Canderan Jamie, Stamboulian Moses, Ye Yuzhen
Luddy School of Informatics, Computing, and Engineering, Indiana University, Bloomington, IN 47408 USA.
Health Inf Sci Syst. 2025 Aug 29;13(1):54. doi: 10.1007/s13755-025-00369-z. eCollection 2025 Dec.
The gut microbiome plays a fundamental role in human health and disease. Individual variations in the microbiome and the corresponding functional implications are key considerations to enhance precision health and medicine. Metaproteomics has recently revealed protein expression that might be associated with human health and disease. Existing studies focused on either human proteins or bacterial proteins that can be identified from (meta)proteomics data sets, but not both. In this study, we examined the feasibility of identifying both human and bacterial proteins that are differentially expressed between healthy and diseased individuals from metaproteomics data sets. We further evaluated different strategies of using identified peptides and proteins for building predictive models. By leveraging existing metaproteomics data sets and a tool that we have developed for metaproteomics data analysis (MetaProD), we were able to derive both human and bacterial differentially expressed proteins that could serve as potential biomarkers for all diseases we studied. We also built predictive models using identified peptides and proteins as features for prediction of human diseases. Our results showed peptide-based identifications over protein-based ones often produce the most accurate models and that feature selection can offer improvements. Prediction accuracy could be further improved, in some cases, by including bacterial identifications, but missing data in bacterial identifications remains problematic.

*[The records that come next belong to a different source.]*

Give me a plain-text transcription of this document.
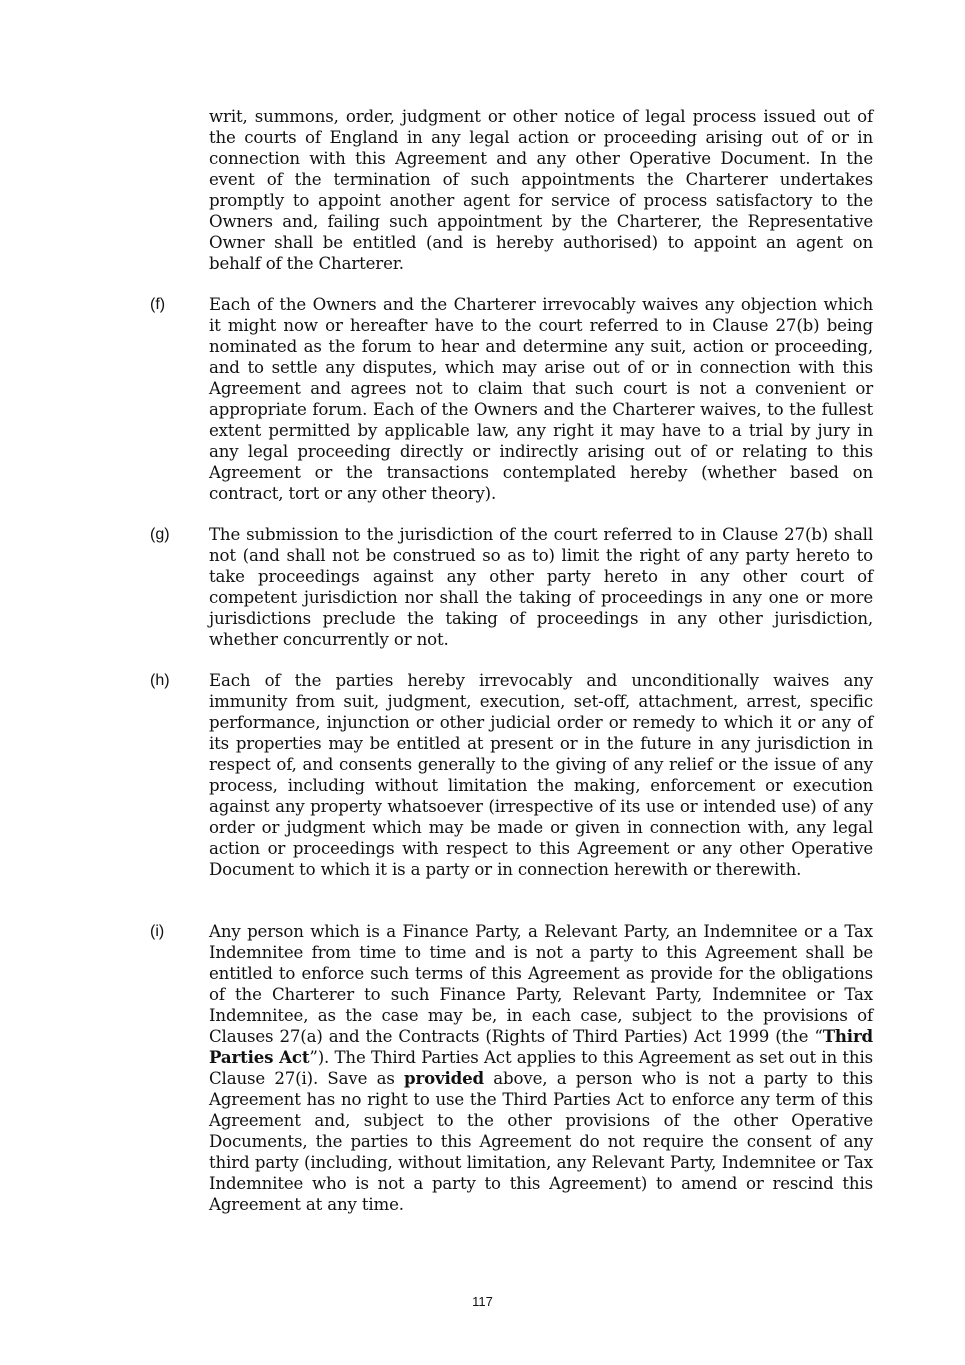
writ, summons, order, judgment or other notice of legal process issued out of the courts of England in any legal action or proceeding arising out of or in connection with this Agreement and any other Operative Document. In the event of the termination of such appointments the Charterer undertakes promptly to appoint another agent for service of process satisfactory to the Owners and, failing such appointment by the Charterer, the Representative Owner shall be entitled (and is hereby authorised) to appoint an agent on behalf of the Charterer.

(f)	Each of the Owners and the Charterer irrevocably waives any objection which it might now or hereafter have to the court referred to in Clause 27(b) being nominated as the forum to hear and determine any suit, action or proceeding, and to settle any disputes, which may arise out of or in connection with this Agreement and agrees not to claim that such court is not a convenient or appropriate forum. Each of the Owners and the Charterer waives, to the fullest extent permitted by applicable law, any right it may have to a trial by jury in any legal proceeding directly or indirectly arising out of or relating to this Agreement or the transactions contemplated hereby (whether based on contract, tort or any other theory).

(g) The submission to the jurisdiction of the court referred to in Clause 27(b) shall not (and shall not be construed so as to) limit the right of any party hereto to take proceedings against any other party hereto in any other court of competent jurisdiction nor shall the taking of proceedings in any one or more jurisdictions preclude the taking of proceedings in any other jurisdiction, whether concurrently or not.

(h) Each of the parties hereby irrevocably and unconditionally waives any immunity from suit, judgment, execution, set-off, attachment, arrest, specific performance, injunction or other judicial order or remedy to which it or any of its properties may be entitled at present or in the future in any jurisdiction in respect of, and consents generally to the giving of any relief or the issue of any process, including without limitation the making, enforcement or execution against any property whatsoever (irrespective of its use or intended use) of any order or judgment which may be made or given in connection with, any legal action or proceedings with respect to this Agreement or any other Operative Document to which it is a party or in connection herewith or therewith.

(i)	Any person which is a Finance Party, a Relevant Party, an Indemnitee or a Tax Indemnitee from time to time and is not a party to this Agreement shall be entitled to enforce such terms of this Agreement as provide for the obligations of the Charterer to such Finance Party, Relevant Party, Indemnitee or Tax Indemnitee, as the case may be, in each case, subject to the provisions of Clauses 27(a) and the Contracts (Rights of Third Parties) Act 1999 (the “Third Parties Act”). The Third Parties Act applies to this Agreement as set out in this Clause 27(i). Save as provided above, a person who is not a party to this Agreement has no right to use the Third Parties Act to enforce any term of this Agreement and, subject to the other provisions of the other Operative Documents, the parties to this Agreement do not require the consent of any third party (including, without limitation, any Relevant Party, Indemnitee or Tax Indemnitee who is not a party to this Agreement) to amend or rescind this Agreement at any time.

117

肠道微生物群在人类健康和疾病中起着至关重要的作用。微生物群的个体差异及其相应的功能影响是提升精准健康和医学水平的关键考量因素。元蛋白质组学最近揭示了可能与人类健康和疾病相关的蛋白质表达情况。现有研究要么聚焦于可从(元)蛋白质组学数据集中识别出的人类蛋白质,要么关注细菌蛋白质,但并未同时兼顾两者。在本研究中,我们检验了从元蛋白质组学数据集中识别健康个体与患病个体之间差异表达的人类和细菌蛋白质的可行性。我们进一步评估了使用已识别的肽段和蛋白质构建预测模型的不同策略。通过利用现有的元蛋白质组学数据集以及我们开发的用于元蛋白质组学数据分析的工具(MetaProD),我们能够得出人类和细菌差异表达蛋白质,它们可作为我们所研究的所有疾病的潜在生物标志物。我们还使用已识别的肽段和蛋白质作为特征来构建预测人类疾病的模型。我们的结果表明,基于肽段的识别通常比基于蛋白质的识别产生更准确的模型,并且特征选择可以带来改进。在某些情况下,纳入细菌识别结果可进一步提高预测准确性,但细菌识别中的数据缺失问题仍然存在。